Jobs Report Ends Recession Debate, Now What?

MoneyNews
Friday, March 7, 2008
WASHINGTON -- A second straight month of job losses all but ended the debate over whether the U.S. economy has slipped into recession. Now the question is how to get out.

"Turn out the lights. The party's over. We are in a recession," said Joseph Brusuelas, chief U.S. economist at IDEAglobal in New York.

Don't count on debt-laden households to spend their way back to growth. As for banks, they are preoccupied with cleaning up their balance sheets after seven months of credit turmoil, which means they are unlikely to throw open the cash spigots. The federal government is mired in debt as well.

All that adds up to a protracted period of deleveraging — a fancy word for paring debt — and perhaps an equally long period of subpar U.S. economic growth.

While most economists still believe that the economy will rebound in the second half of this year as U.S. Federal Reserve interest rate cuts and government tax rebates kick in, some are starting to push back the recovery date into 2009.

U.S. employers cut 63,000 jobs last month, according to Labor Department data released Friday. That followed a loss of 22,000 jobs in January. December's job growth was only half as big as the government had earlier reported.

Economists even found bad news in the fact that the unemployment rate fell to 4.8 percent from 4.9 percent, noting that this was merely the result of a steep drop in the size of the work force because more people gave up looking for jobs.

Employment holds the key to the U.S. economy because jobs mean paychecks, paychecks mean consumer spending, and spending accounts for about 70 percent of the economy.

"The debate should no longer be about whether there is or is not a recession, only about how deep it will be," said Nigel Gault, chief U.S. economist with Global Insight in Lexington, Massachusetts.

PAY LATER

Consumers were already under strain from the slumping housing market and rising costs for food and energy. A report Thursday showed that household net wealth fell for the first time in five years. The savings rate has hovered around zero for several months.

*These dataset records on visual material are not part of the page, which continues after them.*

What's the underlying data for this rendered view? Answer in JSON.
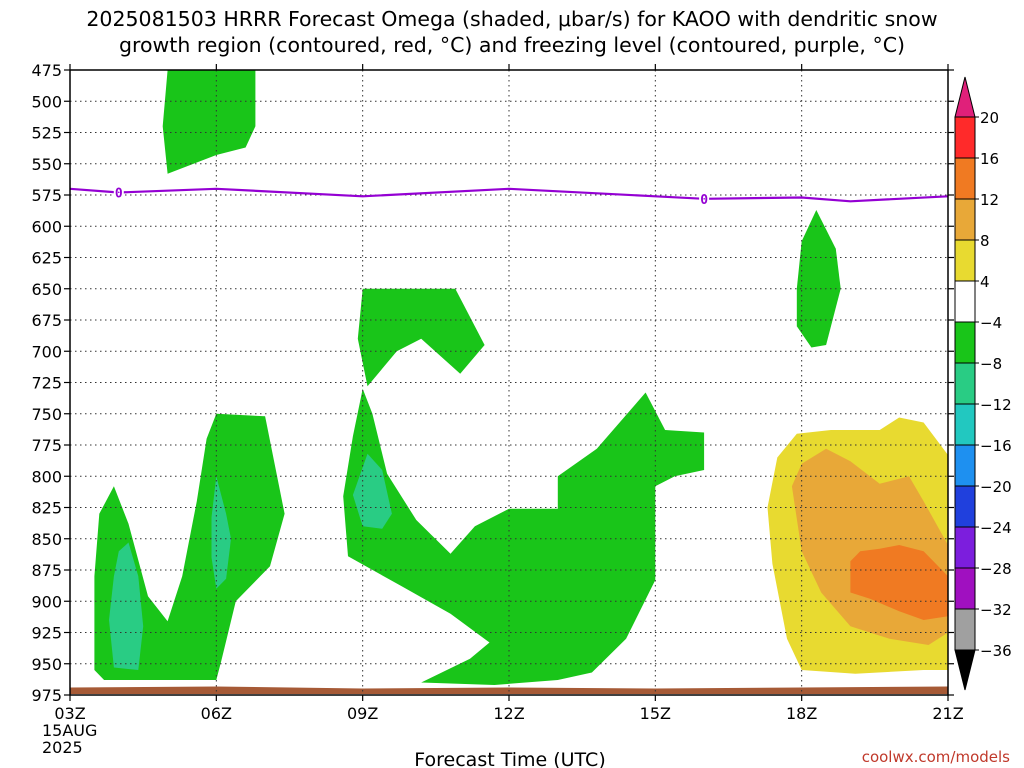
{
  "title_line1": "2025081503 HRRR Forecast Omega (shaded, μbar/s) for KAOO with dendritic snow",
  "title_line2": "growth region (contoured, red, °C) and freezing level (contoured, purple, °C)",
  "credit": "coolwx.com/models",
  "chart_data": {
    "type": "area",
    "title": "2025081503 HRRR Forecast Omega (shaded, μbar/s) for KAOO with dendritic snow growth region (contoured, red, °C) and freezing level (contoured, purple, °C)",
    "xlabel": "Forecast Time (UTC)",
    "ylabel": "",
    "x_hours": [
      3,
      21
    ],
    "x_ticks": [
      {
        "hour": 3,
        "label": "03Z",
        "sub": [
          "15AUG",
          "2025"
        ]
      },
      {
        "hour": 6,
        "label": "06Z"
      },
      {
        "hour": 9,
        "label": "09Z"
      },
      {
        "hour": 12,
        "label": "12Z"
      },
      {
        "hour": 15,
        "label": "15Z"
      },
      {
        "hour": 18,
        "label": "18Z"
      },
      {
        "hour": 21,
        "label": "21Z"
      }
    ],
    "y_reversed": true,
    "ylim": [
      975,
      475
    ],
    "y_ticks": [
      475,
      500,
      525,
      550,
      575,
      600,
      625,
      650,
      675,
      700,
      725,
      750,
      775,
      800,
      825,
      850,
      875,
      900,
      925,
      950,
      975
    ],
    "grid": true,
    "colorbar": {
      "labels": [
        "20",
        "16",
        "12",
        "8",
        "4",
        "−4",
        "−8",
        "−12",
        "−16",
        "−20",
        "−24",
        "−28",
        "−32",
        "−36"
      ],
      "colors": [
        "#ff2a2a",
        "#f07a22",
        "#e8a838",
        "#e8da30",
        "#ffffff",
        "#19c519",
        "#29cc84",
        "#22c8c0",
        "#1e90f0",
        "#2040dd",
        "#7c1edd",
        "#a010c0",
        "#a0a0a0"
      ],
      "top_color": "#e0207a",
      "bottom_color": "#000000"
    },
    "freezing_level": {
      "label": "0",
      "color": "#9400d3",
      "points": [
        [
          3.0,
          570
        ],
        [
          4.0,
          573
        ],
        [
          6.0,
          570
        ],
        [
          9.0,
          576
        ],
        [
          12.0,
          570
        ],
        [
          15.0,
          576
        ],
        [
          16.0,
          578
        ],
        [
          18.0,
          577
        ],
        [
          19.0,
          580
        ],
        [
          21.0,
          576
        ]
      ],
      "label_at_hours": [
        4.0,
        16.0
      ]
    },
    "surface": {
      "color": "#a65a36",
      "top_hpa": 969
    },
    "regions": [
      {
        "name": "green-upper",
        "color": "#19c519",
        "points": [
          [
            5.0,
            475
          ],
          [
            6.8,
            475
          ],
          [
            6.8,
            520
          ],
          [
            6.6,
            537
          ],
          [
            6.0,
            543
          ],
          [
            5.0,
            558
          ],
          [
            4.9,
            520
          ]
        ]
      },
      {
        "name": "green-mid",
        "color": "#19c519",
        "points": [
          [
            9.0,
            650
          ],
          [
            10.9,
            650
          ],
          [
            11.5,
            695
          ],
          [
            11.0,
            718
          ],
          [
            10.2,
            690
          ],
          [
            9.7,
            700
          ],
          [
            9.1,
            728
          ],
          [
            8.9,
            690
          ]
        ]
      },
      {
        "name": "green-18z",
        "color": "#19c519",
        "points": [
          [
            17.9,
            650
          ],
          [
            18.0,
            612
          ],
          [
            18.3,
            587
          ],
          [
            18.7,
            618
          ],
          [
            18.8,
            650
          ],
          [
            18.5,
            695
          ],
          [
            18.2,
            697
          ],
          [
            17.9,
            680
          ]
        ]
      },
      {
        "name": "green-left",
        "color": "#19c519",
        "points": [
          [
            3.5,
            955
          ],
          [
            3.5,
            880
          ],
          [
            3.6,
            830
          ],
          [
            3.9,
            808
          ],
          [
            4.2,
            838
          ],
          [
            4.6,
            896
          ],
          [
            5.0,
            916
          ],
          [
            5.3,
            880
          ],
          [
            5.6,
            820
          ],
          [
            5.8,
            770
          ],
          [
            6.0,
            750
          ],
          [
            7.0,
            752
          ],
          [
            7.4,
            830
          ],
          [
            7.1,
            872
          ],
          [
            6.4,
            900
          ],
          [
            6.1,
            948
          ],
          [
            6.0,
            963
          ],
          [
            3.7,
            963
          ]
        ]
      },
      {
        "name": "green-center",
        "color": "#19c519",
        "points": [
          [
            9.0,
            730
          ],
          [
            9.2,
            750
          ],
          [
            9.5,
            798
          ],
          [
            10.1,
            835
          ],
          [
            10.8,
            862
          ],
          [
            11.3,
            840
          ],
          [
            12.0,
            826
          ],
          [
            13.0,
            826
          ],
          [
            13.0,
            800
          ],
          [
            13.8,
            778
          ],
          [
            14.8,
            733
          ],
          [
            15.2,
            763
          ],
          [
            16.0,
            765
          ],
          [
            16.0,
            795
          ],
          [
            15.4,
            800
          ],
          [
            15.0,
            808
          ],
          [
            15.0,
            883
          ],
          [
            14.4,
            930
          ],
          [
            13.7,
            957
          ],
          [
            13.0,
            963
          ],
          [
            11.7,
            967
          ],
          [
            10.2,
            965
          ],
          [
            11.2,
            946
          ],
          [
            11.6,
            933
          ],
          [
            10.8,
            910
          ],
          [
            9.8,
            888
          ],
          [
            8.7,
            864
          ],
          [
            8.6,
            816
          ],
          [
            8.8,
            768
          ]
        ]
      },
      {
        "name": "teal-left",
        "color": "#29cc84",
        "points": [
          [
            4.2,
            853
          ],
          [
            4.4,
            880
          ],
          [
            4.5,
            920
          ],
          [
            4.4,
            955
          ],
          [
            3.9,
            953
          ],
          [
            3.8,
            915
          ],
          [
            3.9,
            880
          ],
          [
            4.0,
            860
          ]
        ]
      },
      {
        "name": "teal-06z",
        "color": "#29cc84",
        "points": [
          [
            6.0,
            800
          ],
          [
            6.2,
            830
          ],
          [
            6.3,
            850
          ],
          [
            6.2,
            882
          ],
          [
            6.0,
            890
          ],
          [
            5.9,
            865
          ],
          [
            5.9,
            833
          ]
        ]
      },
      {
        "name": "teal-09z",
        "color": "#29cc84",
        "points": [
          [
            9.1,
            782
          ],
          [
            9.4,
            795
          ],
          [
            9.6,
            830
          ],
          [
            9.4,
            842
          ],
          [
            9.0,
            840
          ],
          [
            8.8,
            815
          ]
        ]
      },
      {
        "name": "yellow-right",
        "color": "#e8da30",
        "points": [
          [
            17.3,
            825
          ],
          [
            17.5,
            785
          ],
          [
            17.9,
            766
          ],
          [
            18.6,
            763
          ],
          [
            19.6,
            763
          ],
          [
            20.0,
            753
          ],
          [
            20.5,
            757
          ],
          [
            21.0,
            783
          ],
          [
            21.0,
            955
          ],
          [
            20.5,
            955
          ],
          [
            19.1,
            958
          ],
          [
            18.0,
            955
          ],
          [
            17.7,
            930
          ],
          [
            17.4,
            870
          ]
        ]
      },
      {
        "name": "orange-light",
        "color": "#e8a838",
        "points": [
          [
            17.8,
            808
          ],
          [
            18.0,
            790
          ],
          [
            18.5,
            778
          ],
          [
            19.0,
            788
          ],
          [
            19.6,
            806
          ],
          [
            20.2,
            800
          ],
          [
            20.5,
            820
          ],
          [
            21.0,
            855
          ],
          [
            21.0,
            925
          ],
          [
            20.6,
            935
          ],
          [
            19.8,
            930
          ],
          [
            19.0,
            920
          ],
          [
            18.4,
            893
          ],
          [
            18.0,
            860
          ]
        ]
      },
      {
        "name": "orange-dark",
        "color": "#f07a22",
        "points": [
          [
            19.0,
            868
          ],
          [
            19.2,
            860
          ],
          [
            19.6,
            858
          ],
          [
            20.0,
            855
          ],
          [
            20.5,
            860
          ],
          [
            21.0,
            880
          ],
          [
            21.0,
            912
          ],
          [
            20.5,
            915
          ],
          [
            20.0,
            908
          ],
          [
            19.4,
            898
          ],
          [
            19.0,
            893
          ]
        ]
      }
    ]
  }
}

With credit market turmoil prompting banks to tighten lending standards, consumers have had a tougher time qualifying for cheap mortgages, auto loans and home equity lines. That suggests households will cut spending.

Later on Friday, the Federal Reserve will release data on consumer borrowings and interest rates for January. Borrowings had been on an upswing for much of 2007 but the growth rate abruptly slowed in December, heightening concerns that consumers may be tapped out.

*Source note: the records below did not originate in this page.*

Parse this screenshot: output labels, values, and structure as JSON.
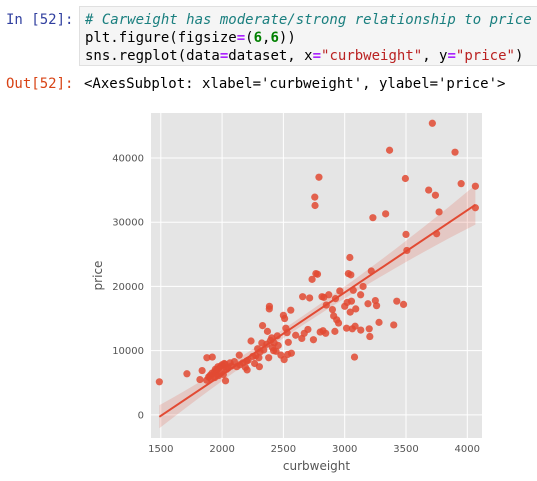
{
  "input_cell": {
    "prompt": "In [52]:",
    "code": {
      "line1_comment": "# Carweight has moderate/strong relationship to price",
      "line2": {
        "a": "plt.figure(figsize",
        "eq": "=",
        "b": "(",
        "n1": "6",
        "c": ",",
        "n2": "6",
        "d": "))"
      },
      "line3": {
        "a": "sns.regplot(data",
        "eq1": "=",
        "b": "dataset, x",
        "eq2": "=",
        "s1": "\"curbweight\"",
        "c": ", y",
        "eq3": "=",
        "s2": "\"price\"",
        "d": ")"
      }
    }
  },
  "output_cell": {
    "prompt": "Out[52]:",
    "text": "<AxesSubplot: xlabel='curbweight', ylabel='price'>"
  },
  "colors": {
    "plot_background": "#e5e5e5",
    "points": "#e24a33",
    "regression_line": "#e24a33",
    "confidence_band": "#e24a33"
  },
  "chart_data": {
    "type": "scatter",
    "xlabel": "curbweight",
    "ylabel": "price",
    "xlim": [
      1420,
      4120
    ],
    "ylim": [
      -3600,
      47000
    ],
    "xticks": [
      1500,
      2000,
      2500,
      3000,
      3500,
      4000
    ],
    "yticks": [
      0,
      10000,
      20000,
      30000,
      40000
    ],
    "grid": true,
    "regression": {
      "x": [
        1488,
        4066
      ],
      "y": [
        -300,
        32700
      ]
    },
    "points": [
      [
        1488,
        5150
      ],
      [
        1713,
        6400
      ],
      [
        1819,
        5500
      ],
      [
        1837,
        6900
      ],
      [
        1874,
        5400
      ],
      [
        1876,
        8900
      ],
      [
        1890,
        5900
      ],
      [
        1900,
        6000
      ],
      [
        1905,
        6200
      ],
      [
        1909,
        5600
      ],
      [
        1918,
        6500
      ],
      [
        1920,
        9000
      ],
      [
        1938,
        6700
      ],
      [
        1940,
        5800
      ],
      [
        1945,
        7100
      ],
      [
        1950,
        6300
      ],
      [
        1955,
        6900
      ],
      [
        1956,
        7000
      ],
      [
        1967,
        7500
      ],
      [
        1970,
        6100
      ],
      [
        1971,
        7200
      ],
      [
        1989,
        6500
      ],
      [
        1990,
        7600
      ],
      [
        2000,
        7800
      ],
      [
        2010,
        6300
      ],
      [
        2015,
        7400
      ],
      [
        2017,
        8000
      ],
      [
        2024,
        7900
      ],
      [
        2028,
        5300
      ],
      [
        2037,
        7100
      ],
      [
        2050,
        7300
      ],
      [
        2065,
        8100
      ],
      [
        2075,
        7600
      ],
      [
        2100,
        8300
      ],
      [
        2120,
        7500
      ],
      [
        2140,
        9300
      ],
      [
        2145,
        7800
      ],
      [
        2170,
        8100
      ],
      [
        2190,
        7400
      ],
      [
        2200,
        8400
      ],
      [
        2204,
        7000
      ],
      [
        2212,
        8500
      ],
      [
        2236,
        11500
      ],
      [
        2250,
        9100
      ],
      [
        2265,
        8000
      ],
      [
        2275,
        9200
      ],
      [
        2290,
        10300
      ],
      [
        2300,
        8900
      ],
      [
        2304,
        7500
      ],
      [
        2310,
        9800
      ],
      [
        2324,
        11200
      ],
      [
        2330,
        13900
      ],
      [
        2340,
        10100
      ],
      [
        2365,
        11000
      ],
      [
        2370,
        13000
      ],
      [
        2380,
        8900
      ],
      [
        2385,
        16500
      ],
      [
        2386,
        16900
      ],
      [
        2395,
        11600
      ],
      [
        2405,
        12000
      ],
      [
        2410,
        10500
      ],
      [
        2420,
        10000
      ],
      [
        2425,
        11200
      ],
      [
        2440,
        9900
      ],
      [
        2450,
        12300
      ],
      [
        2458,
        10800
      ],
      [
        2480,
        9300
      ],
      [
        2500,
        15500
      ],
      [
        2506,
        8600
      ],
      [
        2510,
        15000
      ],
      [
        2520,
        13500
      ],
      [
        2530,
        12800
      ],
      [
        2535,
        9400
      ],
      [
        2540,
        11300
      ],
      [
        2560,
        16300
      ],
      [
        2565,
        9600
      ],
      [
        2600,
        12400
      ],
      [
        2650,
        11900
      ],
      [
        2657,
        18400
      ],
      [
        2670,
        12700
      ],
      [
        2700,
        13300
      ],
      [
        2714,
        18200
      ],
      [
        2734,
        21100
      ],
      [
        2745,
        11700
      ],
      [
        2756,
        33900
      ],
      [
        2758,
        32600
      ],
      [
        2765,
        22000
      ],
      [
        2778,
        21900
      ],
      [
        2790,
        37000
      ],
      [
        2800,
        12900
      ],
      [
        2815,
        18400
      ],
      [
        2823,
        13100
      ],
      [
        2830,
        18300
      ],
      [
        2845,
        12700
      ],
      [
        2850,
        17100
      ],
      [
        2870,
        18700
      ],
      [
        2900,
        16400
      ],
      [
        2910,
        15400
      ],
      [
        2920,
        13000
      ],
      [
        2925,
        18100
      ],
      [
        2935,
        14800
      ],
      [
        2950,
        14300
      ],
      [
        2960,
        19300
      ],
      [
        3000,
        16900
      ],
      [
        3015,
        13500
      ],
      [
        3020,
        17500
      ],
      [
        3030,
        22000
      ],
      [
        3042,
        24500
      ],
      [
        3045,
        16000
      ],
      [
        3050,
        21800
      ],
      [
        3055,
        17700
      ],
      [
        3062,
        13400
      ],
      [
        3070,
        19400
      ],
      [
        3080,
        9000
      ],
      [
        3085,
        13800
      ],
      [
        3090,
        16500
      ],
      [
        3131,
        13200
      ],
      [
        3130,
        18700
      ],
      [
        3150,
        20000
      ],
      [
        3190,
        17300
      ],
      [
        3200,
        13400
      ],
      [
        3205,
        12200
      ],
      [
        3217,
        22400
      ],
      [
        3230,
        30700
      ],
      [
        3250,
        17800
      ],
      [
        3260,
        17000
      ],
      [
        3280,
        14400
      ],
      [
        3334,
        31300
      ],
      [
        3366,
        41200
      ],
      [
        3400,
        14000
      ],
      [
        3425,
        17700
      ],
      [
        3480,
        17200
      ],
      [
        3495,
        36800
      ],
      [
        3500,
        28100
      ],
      [
        3507,
        25600
      ],
      [
        3685,
        35000
      ],
      [
        3715,
        45400
      ],
      [
        3740,
        34200
      ],
      [
        3750,
        28200
      ],
      [
        3770,
        31600
      ],
      [
        3900,
        40900
      ],
      [
        3950,
        36000
      ],
      [
        4066,
        35600
      ],
      [
        4066,
        32250
      ]
    ]
  }
}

The White House acknowledged that the U.S. economy was stuck in a period of "low growth", and pointed to a recently passed $168 billion stimulus package as a way to address it.

Lehman Brothers economist Ethan Harris said the rebate checks would not be enough to prop up the economy.

"We now believe the tax rebate checks will arrive too late to prevent an outright recession," he said, adding that he expected the economy to dip into negative territory in the first and second quarters of the year.

"While we are penciling in a very mild recession, it is important to not get hung up on the 'recession, no recession' debate. The more fundamental point is that the economy is likely to experience an extended period of very weak growth, a rising unemployment rate and significant further Fed rate cuts."

The best hope for the federal stimulus package may be a less-discussed provision that gives companies a tax incentive to make purchases this year. That may boost corporate spending, cushioning the downturn.

There was one small silver lining in the ugly employment report. A sluggish labor market eases inflation pressures, making it easier for the Fed to lower interest rates.

The central bank has already cut rates by 2.25 percentage points since mid-September, and another cut of at least a half-point is widely expected when its policy team meets on March 18. Goldman Sachs economist Jan Hatzius said an emergency rate cut before that meeting was not out of the question.

J.P. Morgan's chief economist, Bruce Kasman, said he expects the Fed to cut by three-quarters of a point at the March meeting, and another half point in April.

"It is appropriate to characterize the U.S. economy as having entered a recession in the first quarter," he said.